For the most part, the photographs aren’t baldly critical of what’s happening to Harlem, or indicting of those who are transforming it; as Bey puts it, his intent is “to form a larger narrative about absence, memory, change, and loss.”
Another, decidedly more abstract image of a construction site fence, “Lenox Lounge (From Harlem Redux)” resembles an Alberto Burri stitched and torn panting more than a documentary photograph. The weather-distressed and richly patinaed barrier hides the ghost of the storied jazz club and bar where Miles Davis, John Coltrane and Billy Holiday performed in the bar’s famed Zebra Room. You wouldn’t know it by looking, but directly across from the former club site is a totally transformed development boasting a Whole Foods.

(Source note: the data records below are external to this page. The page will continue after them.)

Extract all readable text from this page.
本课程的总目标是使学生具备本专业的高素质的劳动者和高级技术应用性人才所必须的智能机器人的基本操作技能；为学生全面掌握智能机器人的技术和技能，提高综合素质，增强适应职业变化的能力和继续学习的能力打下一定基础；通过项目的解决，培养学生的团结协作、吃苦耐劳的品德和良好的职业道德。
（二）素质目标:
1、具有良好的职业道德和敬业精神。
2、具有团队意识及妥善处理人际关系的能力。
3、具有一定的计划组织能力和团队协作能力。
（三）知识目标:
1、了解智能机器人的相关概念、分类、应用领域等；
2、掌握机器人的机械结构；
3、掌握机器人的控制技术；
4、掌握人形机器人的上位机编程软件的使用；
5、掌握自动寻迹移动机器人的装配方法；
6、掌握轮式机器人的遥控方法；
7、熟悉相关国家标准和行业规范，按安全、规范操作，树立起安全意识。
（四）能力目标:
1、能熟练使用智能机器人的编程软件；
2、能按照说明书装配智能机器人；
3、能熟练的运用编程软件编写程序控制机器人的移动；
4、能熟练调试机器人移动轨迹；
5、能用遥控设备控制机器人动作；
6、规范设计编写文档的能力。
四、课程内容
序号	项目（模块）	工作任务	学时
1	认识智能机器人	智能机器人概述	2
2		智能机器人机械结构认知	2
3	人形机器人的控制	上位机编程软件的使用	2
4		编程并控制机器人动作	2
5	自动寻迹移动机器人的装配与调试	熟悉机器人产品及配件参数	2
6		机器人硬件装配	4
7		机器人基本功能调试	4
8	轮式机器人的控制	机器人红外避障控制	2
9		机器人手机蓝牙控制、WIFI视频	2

Some of the photographs, such as “Boy on a Skateboard,” “Couple Walking” and “Young Man, West 127th Street,” reference in part the kind of figures Bey is best known for capturing, but they’re really just passing by. You can’t see their faces and their relative anonymity fits with the changing landscape and escalating rents.
Bey was no doubt deeply influenced by the great studio photographer James van der Zee, whose photographs made up most of the wildly controversial and criticized “Harlem On My Mind: Cultural Capital of Black America” exhibition at the Metropolitan Museum in 1969, which Bey visited as a 16 year old, as well as by the black and white work of fellow African-American photographer Roy Decarava, who roamed jazz clubs in Harlem and was anointed with a Museum of Modern Art retrospective in 1996. But throughout his career, and particularly in these works, Bey’s practice has nimbly leaped beyond portraiture.